My sourdough starter is happy. This is the kind of statement that drives philosophers crazy, but to me – and hopefully to you – it makes complete sense. When dogs wag their tails, we say they’re happy too; inviting philosophical sceptics to raise their eyebrows and turn away.
For weeks, during this lockdown, I couldn’t get any rye flour – which is what my starter was ‘conceived’ in (sorry, that’s another one) and what it’s been fed on ever since – for years and years. For almost two months I was only able to feed it with refined white bread flour at first and wholemeal spelt flour later on. The white flour was not a success. the starter fizzed up for a few hours and then slowed right down and began to settle into a sludgy mess at the bottom and a dark liquid on top. It also smelt quite different. One of the distinguishing features of my starter is that it smells strongly of apples, but fed with white flour it began to smell vinegary. I should add that it still worked perfectly well but never quite felt the same. The spelt flour was better but still tended to settle out. But this week, back on the rye flour, the starter has begun to thrive again, bubbling away for several days without needing a feed and has also returned to its old apple smell. In short, it was happy.

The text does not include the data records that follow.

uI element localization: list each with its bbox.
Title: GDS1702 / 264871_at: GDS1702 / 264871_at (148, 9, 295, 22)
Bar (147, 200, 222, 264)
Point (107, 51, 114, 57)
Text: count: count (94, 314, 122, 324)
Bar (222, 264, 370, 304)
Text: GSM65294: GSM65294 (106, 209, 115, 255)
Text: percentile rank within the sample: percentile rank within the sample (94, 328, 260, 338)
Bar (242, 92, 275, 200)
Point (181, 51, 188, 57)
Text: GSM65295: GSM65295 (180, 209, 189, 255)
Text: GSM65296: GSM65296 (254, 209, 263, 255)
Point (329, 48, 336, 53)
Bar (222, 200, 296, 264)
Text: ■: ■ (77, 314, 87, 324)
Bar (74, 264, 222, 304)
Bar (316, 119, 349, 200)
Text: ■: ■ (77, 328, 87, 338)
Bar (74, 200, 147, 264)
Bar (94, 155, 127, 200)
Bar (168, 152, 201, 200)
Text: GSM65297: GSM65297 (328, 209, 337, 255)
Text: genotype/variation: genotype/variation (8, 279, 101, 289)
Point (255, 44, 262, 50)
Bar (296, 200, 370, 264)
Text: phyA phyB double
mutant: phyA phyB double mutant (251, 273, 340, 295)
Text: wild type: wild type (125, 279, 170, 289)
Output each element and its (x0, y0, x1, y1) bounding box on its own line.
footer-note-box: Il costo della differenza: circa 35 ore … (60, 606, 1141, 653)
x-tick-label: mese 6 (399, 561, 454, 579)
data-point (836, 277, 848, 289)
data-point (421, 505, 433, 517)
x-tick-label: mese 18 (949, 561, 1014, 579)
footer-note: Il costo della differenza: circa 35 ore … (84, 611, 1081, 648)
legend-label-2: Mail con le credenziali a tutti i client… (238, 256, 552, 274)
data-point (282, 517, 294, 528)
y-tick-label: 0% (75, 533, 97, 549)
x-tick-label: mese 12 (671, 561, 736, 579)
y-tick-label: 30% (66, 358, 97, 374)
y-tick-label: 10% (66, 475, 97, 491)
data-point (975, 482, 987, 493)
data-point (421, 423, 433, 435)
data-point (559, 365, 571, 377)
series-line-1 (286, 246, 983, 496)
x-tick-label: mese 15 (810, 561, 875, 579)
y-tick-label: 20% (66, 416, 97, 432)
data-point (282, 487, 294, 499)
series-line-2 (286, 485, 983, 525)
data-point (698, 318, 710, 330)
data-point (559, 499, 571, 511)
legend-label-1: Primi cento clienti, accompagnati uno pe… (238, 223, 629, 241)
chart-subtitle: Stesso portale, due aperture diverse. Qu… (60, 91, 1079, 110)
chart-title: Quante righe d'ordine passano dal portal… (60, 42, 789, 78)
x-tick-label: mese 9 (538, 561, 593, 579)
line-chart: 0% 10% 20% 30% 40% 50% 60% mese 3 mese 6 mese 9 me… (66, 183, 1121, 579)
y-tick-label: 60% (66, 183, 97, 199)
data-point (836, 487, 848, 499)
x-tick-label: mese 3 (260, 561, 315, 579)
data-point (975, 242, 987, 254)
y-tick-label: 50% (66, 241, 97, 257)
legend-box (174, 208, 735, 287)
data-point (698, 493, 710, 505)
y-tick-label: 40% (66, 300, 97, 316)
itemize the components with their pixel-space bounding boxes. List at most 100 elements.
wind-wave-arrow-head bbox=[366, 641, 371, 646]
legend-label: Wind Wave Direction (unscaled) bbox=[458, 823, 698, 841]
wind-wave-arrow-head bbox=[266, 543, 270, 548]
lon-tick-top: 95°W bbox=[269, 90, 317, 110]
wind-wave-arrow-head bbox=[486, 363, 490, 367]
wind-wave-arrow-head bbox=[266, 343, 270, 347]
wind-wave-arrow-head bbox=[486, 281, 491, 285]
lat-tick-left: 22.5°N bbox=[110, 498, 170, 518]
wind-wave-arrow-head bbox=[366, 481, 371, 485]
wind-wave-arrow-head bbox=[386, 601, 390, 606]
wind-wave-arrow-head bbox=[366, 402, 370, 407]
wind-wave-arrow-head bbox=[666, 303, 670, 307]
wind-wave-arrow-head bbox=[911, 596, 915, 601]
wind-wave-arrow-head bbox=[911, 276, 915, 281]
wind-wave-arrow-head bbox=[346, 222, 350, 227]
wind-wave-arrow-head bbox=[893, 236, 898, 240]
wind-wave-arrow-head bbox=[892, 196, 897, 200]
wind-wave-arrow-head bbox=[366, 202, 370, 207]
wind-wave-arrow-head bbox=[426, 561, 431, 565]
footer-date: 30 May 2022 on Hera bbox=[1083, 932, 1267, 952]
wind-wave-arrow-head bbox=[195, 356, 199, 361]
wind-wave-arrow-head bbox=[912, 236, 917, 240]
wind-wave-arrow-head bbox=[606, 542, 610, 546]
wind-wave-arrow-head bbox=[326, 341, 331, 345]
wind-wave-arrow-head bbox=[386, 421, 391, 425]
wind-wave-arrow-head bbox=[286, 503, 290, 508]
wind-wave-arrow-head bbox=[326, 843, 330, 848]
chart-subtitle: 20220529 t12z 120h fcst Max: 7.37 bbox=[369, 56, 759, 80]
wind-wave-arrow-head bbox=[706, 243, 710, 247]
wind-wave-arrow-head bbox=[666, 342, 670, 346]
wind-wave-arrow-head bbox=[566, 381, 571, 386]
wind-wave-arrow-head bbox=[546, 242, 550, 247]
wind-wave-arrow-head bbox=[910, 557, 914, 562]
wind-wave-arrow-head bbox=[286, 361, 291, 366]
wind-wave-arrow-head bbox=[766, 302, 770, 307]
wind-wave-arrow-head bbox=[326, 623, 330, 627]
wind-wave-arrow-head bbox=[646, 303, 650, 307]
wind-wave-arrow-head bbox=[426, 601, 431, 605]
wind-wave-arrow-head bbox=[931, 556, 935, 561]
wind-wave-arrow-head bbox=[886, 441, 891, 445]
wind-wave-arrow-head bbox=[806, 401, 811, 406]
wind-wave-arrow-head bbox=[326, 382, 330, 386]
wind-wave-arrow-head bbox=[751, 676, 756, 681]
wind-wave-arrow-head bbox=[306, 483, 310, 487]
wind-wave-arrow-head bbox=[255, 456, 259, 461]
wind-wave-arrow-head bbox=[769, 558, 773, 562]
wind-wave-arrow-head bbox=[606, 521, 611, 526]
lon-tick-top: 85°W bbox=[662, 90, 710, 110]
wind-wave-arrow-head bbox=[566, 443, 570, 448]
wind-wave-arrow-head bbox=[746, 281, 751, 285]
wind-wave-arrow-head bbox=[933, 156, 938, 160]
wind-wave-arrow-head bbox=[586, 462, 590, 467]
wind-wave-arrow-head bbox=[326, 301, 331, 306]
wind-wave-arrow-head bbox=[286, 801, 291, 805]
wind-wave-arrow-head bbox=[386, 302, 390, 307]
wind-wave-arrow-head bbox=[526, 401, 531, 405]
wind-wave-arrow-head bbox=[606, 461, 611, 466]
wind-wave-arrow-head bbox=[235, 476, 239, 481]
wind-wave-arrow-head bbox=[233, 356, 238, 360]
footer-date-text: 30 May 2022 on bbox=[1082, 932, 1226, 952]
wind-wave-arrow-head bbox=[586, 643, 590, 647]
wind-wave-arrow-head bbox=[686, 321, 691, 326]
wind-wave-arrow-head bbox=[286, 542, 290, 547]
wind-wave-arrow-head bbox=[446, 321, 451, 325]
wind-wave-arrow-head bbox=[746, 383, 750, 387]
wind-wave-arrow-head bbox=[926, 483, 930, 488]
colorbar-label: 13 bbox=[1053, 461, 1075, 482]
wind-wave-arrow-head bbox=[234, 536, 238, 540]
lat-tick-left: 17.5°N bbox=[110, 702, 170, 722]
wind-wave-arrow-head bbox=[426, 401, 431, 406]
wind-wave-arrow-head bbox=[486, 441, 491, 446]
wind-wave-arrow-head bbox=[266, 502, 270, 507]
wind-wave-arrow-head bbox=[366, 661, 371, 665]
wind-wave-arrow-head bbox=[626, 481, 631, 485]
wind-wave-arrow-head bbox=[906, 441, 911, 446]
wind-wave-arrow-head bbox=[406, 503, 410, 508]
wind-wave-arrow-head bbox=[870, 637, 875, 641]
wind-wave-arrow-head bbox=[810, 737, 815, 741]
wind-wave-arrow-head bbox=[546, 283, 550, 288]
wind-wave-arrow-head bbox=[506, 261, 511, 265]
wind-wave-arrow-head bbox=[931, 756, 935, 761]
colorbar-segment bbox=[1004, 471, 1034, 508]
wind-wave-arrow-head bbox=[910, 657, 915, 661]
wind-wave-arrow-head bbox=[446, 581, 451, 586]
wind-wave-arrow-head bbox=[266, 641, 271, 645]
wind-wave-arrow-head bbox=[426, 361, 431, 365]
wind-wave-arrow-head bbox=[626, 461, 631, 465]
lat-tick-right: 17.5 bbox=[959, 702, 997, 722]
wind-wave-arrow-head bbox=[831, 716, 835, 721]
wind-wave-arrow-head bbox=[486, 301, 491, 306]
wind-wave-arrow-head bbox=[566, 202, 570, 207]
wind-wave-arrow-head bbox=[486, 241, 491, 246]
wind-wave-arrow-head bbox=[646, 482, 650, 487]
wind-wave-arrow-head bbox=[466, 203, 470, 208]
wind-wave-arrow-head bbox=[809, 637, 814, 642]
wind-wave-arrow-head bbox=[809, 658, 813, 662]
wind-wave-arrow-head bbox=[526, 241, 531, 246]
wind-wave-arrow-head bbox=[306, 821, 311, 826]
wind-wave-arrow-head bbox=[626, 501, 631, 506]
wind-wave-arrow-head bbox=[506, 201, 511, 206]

Sourdough can be happy; plants – we gardeners all understand – can be happy and so can soil and even cattle. I once saw a herd of local cattle which had been led up to the Aubrac hills in France, during the transhumance, and I swear they were happy too – smiling broadly in a contented sort of cowy way. The local cheeses – made by the farmers – were fabulous as well.
So there’s a conundrum here. We, in our careless linguistic way, ascribe feelings to dogs cats and cows. We stretch the concept to include plants, trees, butterflies, sourdough starters and even – if you’re into that sort of thing – rat tailed maggots and, in our careless sort of way we ascribe some form of consciousness to them. If rat tailed maggots can be happy they must have feelings and must, ergo, be conscious. We gardeners and allotmenteers are always happy to see their hoverfly stage eating our pests.
There’s a philosophical conundrum lurking in the middle of all this that’s pretty complex and it affects the whole way we look at the earth and creation. If we say that only humans possess consciousness then it’s harder to make a moral or ethical case against exploiting another part of creation that (we believe) – doesn’t, because it only exists for our benefit. You see where this is leading – all human societies have their theoretical underpinning – call it common sense if you must – and the worst of this one is that it separates humans from the rest of creation. If you want to read a whole lot more about this I recommend Philip Goff’s book “Galileo’s Error”.
The takeaway point is that consciousness could be a fundamental quality of nature – from the tiniest subatomic event to the formidable consciousness of the human mind. The argument’s all there in the book, and it’s a bit disintegrating if, by that, you understand that we tend to lean on a whole set of assumptions to get through the day and when those assumptions are demolished, the simplest actions get more complicated. We think that trees, by our standards, lack consciousness – but they not only communicate with one another, they share sustenance – favouring immediate relatives, warn one another about pathogens and insect attacks over wide areas but – get this – they accomplish this by collaborating with fungi, using their network of microscopic threads as a kind of natural cable network. But, of course – if all of nature is talking but we stand aside, contemptuously refusing to join the conversation, we can’t hear what all nature is trying to tell us – that we are rapidly destroying ourselves. Tree hugging, it seems, is not so silly when the tree and its inhabitants are trying to warn us about the oncoming train.
All this, of course is a first draft. It may be that it’s a quirk of my own nature that I’m always asking ‘why?’ but my scepticism isn’t one of those smart things I might say when I’m trying to impress, it’s hard wired into me – examining gift-horse teeth, examining the entrails of common sense and being generally annoying. Socrates, after all said that the unexamined life wasn’t worth living, and it cost him his life. I hope to get away with a few sleepless nights and a headache, but ‘because I say so’ has never got me to sign a direct debit form!
There’s much, much more I want to write but for the moment I need fresh air – and the allotment is perpetually thirsty. As for Naomi Klein, I can only read her in small doses because I find her so disturbing, but here’s a cheerful photo I took a couple of days ago in the centre of Bath. It’s a hoary plantain – not really rare, but let’s say unusual. You might pass it by but it’s a tiny, inconspicuous gem – the only one among its cousins that’s pollinated by insects rather than by the wind. Why’s that? I wonder.